The infotainment is BMW’s iDrive system, which is easy to navigate and use. It has Apple Carplay, but not Android Auto. Connecting up via Bluetooth for phone audio is straightforward enough, though.
The interior is quite sombre. It’s very dark in the cabin. There’s also not much storage space up front. The door bins are tiny, the glovebox is tiny and there’s a tiny cubby hole behind the cupholders, which are placed beneath your elbow. Coffee or comfort? Make your choice early.
To negate this, however, there is no partition between boot and cabin, so you can exploit some of that space on longer journeys. Other useful touches include Isofix on the passenger seat (a hit with my four-year-old son), a head-up display and wireless charging for your phone.
Whilst it is a bit dark, the cabin is very comfortable and driver focussed. You nestle nicely into it, with all the important controls within easy reach. That makes it good for more spirited driving sessions, with comfortable touches for more mundane drives.
The Toyota Supra is a superb everyday car. Commuting, motorway, B-roads; whatever scenario you throw at it, it takes in its stride. It sounds good, looks good and it’s enjoyable to drive. The aesthetics are Supra enough to justify the name and it packs the performance you’d expect of a car bearing this famous moniker.

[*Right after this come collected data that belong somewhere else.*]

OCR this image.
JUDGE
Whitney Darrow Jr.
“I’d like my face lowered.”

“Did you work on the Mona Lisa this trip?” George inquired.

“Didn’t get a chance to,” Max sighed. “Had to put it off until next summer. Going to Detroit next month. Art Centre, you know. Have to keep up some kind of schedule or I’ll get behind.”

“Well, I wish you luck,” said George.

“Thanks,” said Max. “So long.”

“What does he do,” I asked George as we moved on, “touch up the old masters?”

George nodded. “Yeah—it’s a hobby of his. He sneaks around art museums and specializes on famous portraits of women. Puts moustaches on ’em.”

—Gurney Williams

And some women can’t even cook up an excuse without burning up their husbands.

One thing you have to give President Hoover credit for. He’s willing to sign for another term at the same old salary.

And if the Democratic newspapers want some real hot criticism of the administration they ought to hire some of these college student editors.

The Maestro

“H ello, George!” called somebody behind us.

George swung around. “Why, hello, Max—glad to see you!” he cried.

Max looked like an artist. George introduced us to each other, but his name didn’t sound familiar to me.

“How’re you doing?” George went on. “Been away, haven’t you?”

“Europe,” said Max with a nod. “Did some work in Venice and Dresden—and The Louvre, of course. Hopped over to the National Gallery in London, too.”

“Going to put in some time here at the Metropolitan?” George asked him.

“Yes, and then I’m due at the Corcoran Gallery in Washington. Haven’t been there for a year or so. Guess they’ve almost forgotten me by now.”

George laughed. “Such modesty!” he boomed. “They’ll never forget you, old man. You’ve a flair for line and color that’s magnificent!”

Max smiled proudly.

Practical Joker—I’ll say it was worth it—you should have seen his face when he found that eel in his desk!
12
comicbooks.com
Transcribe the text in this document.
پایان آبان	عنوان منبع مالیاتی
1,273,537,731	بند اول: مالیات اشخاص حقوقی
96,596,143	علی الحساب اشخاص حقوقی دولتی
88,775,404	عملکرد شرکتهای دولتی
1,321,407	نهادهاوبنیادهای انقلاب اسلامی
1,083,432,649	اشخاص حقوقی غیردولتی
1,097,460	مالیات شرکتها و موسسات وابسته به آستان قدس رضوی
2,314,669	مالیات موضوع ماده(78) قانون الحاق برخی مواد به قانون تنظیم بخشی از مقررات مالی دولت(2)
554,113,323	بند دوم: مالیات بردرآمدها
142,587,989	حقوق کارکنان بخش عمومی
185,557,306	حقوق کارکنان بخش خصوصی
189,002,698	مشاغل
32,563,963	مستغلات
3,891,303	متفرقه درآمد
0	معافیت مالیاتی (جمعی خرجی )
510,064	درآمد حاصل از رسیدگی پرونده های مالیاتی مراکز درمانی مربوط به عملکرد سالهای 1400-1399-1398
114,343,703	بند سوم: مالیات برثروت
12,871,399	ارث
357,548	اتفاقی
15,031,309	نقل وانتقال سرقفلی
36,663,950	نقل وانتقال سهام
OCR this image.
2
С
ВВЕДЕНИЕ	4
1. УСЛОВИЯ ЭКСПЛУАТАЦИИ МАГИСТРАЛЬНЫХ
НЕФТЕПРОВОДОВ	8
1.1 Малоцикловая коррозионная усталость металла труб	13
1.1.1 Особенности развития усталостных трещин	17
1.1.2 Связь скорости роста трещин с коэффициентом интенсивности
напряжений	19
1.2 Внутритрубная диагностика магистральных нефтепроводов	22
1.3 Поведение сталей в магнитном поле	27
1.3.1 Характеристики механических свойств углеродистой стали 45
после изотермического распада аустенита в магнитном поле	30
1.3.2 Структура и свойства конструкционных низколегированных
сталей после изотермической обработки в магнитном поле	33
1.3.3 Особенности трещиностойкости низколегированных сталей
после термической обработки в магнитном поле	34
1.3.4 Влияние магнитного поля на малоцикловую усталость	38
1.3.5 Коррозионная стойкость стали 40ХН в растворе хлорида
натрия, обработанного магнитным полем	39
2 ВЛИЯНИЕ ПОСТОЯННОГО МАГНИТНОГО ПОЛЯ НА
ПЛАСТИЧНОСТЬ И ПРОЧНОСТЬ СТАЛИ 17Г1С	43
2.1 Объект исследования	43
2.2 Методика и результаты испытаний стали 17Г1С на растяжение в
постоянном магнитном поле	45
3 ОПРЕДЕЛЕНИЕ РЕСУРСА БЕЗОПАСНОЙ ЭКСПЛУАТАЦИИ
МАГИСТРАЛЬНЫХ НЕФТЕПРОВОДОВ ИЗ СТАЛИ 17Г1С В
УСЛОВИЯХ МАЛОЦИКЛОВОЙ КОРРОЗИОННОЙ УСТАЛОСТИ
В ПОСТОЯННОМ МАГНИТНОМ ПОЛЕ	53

There’s plenty of competition at this price point (£56,700 as tested). You could have a Porsche Cayman, Alpine A110, Jaguar F Type, Audi TT… where does the Toyota Supra sit in amongst all this? I think it holds its own. There’s a hint of the contrarian about it, not least in the way it presents itself, and it will satisfy almost every driving scenario. It’s also a Toyota, so you can have a 10-year/100,000-mile warranty.
The fifth generation Toyota Supra is definitely good, but will it be remembered as great? History will decide that, as it did with the A80, but it’s certainly a car that will add a bit of feel good of factor to any drive. It’s potently quick, has loads of traction and features the sort of outlandish aesthetics that so appealed in its predecessor. It may well be the sort of car you’d have to really want in order to justify buying, but if you do really want one, it certainly won’t disappoint.
From commuting into London, to cruising up the M1 and darting in out of the tight lanes of the Peak District, the Toyota Supra revealed itself as a versatile all-rounder. A car like this should provide memorable driving experiences, and it did. That it also sailed through the mundane ones was a very pleasant surprise.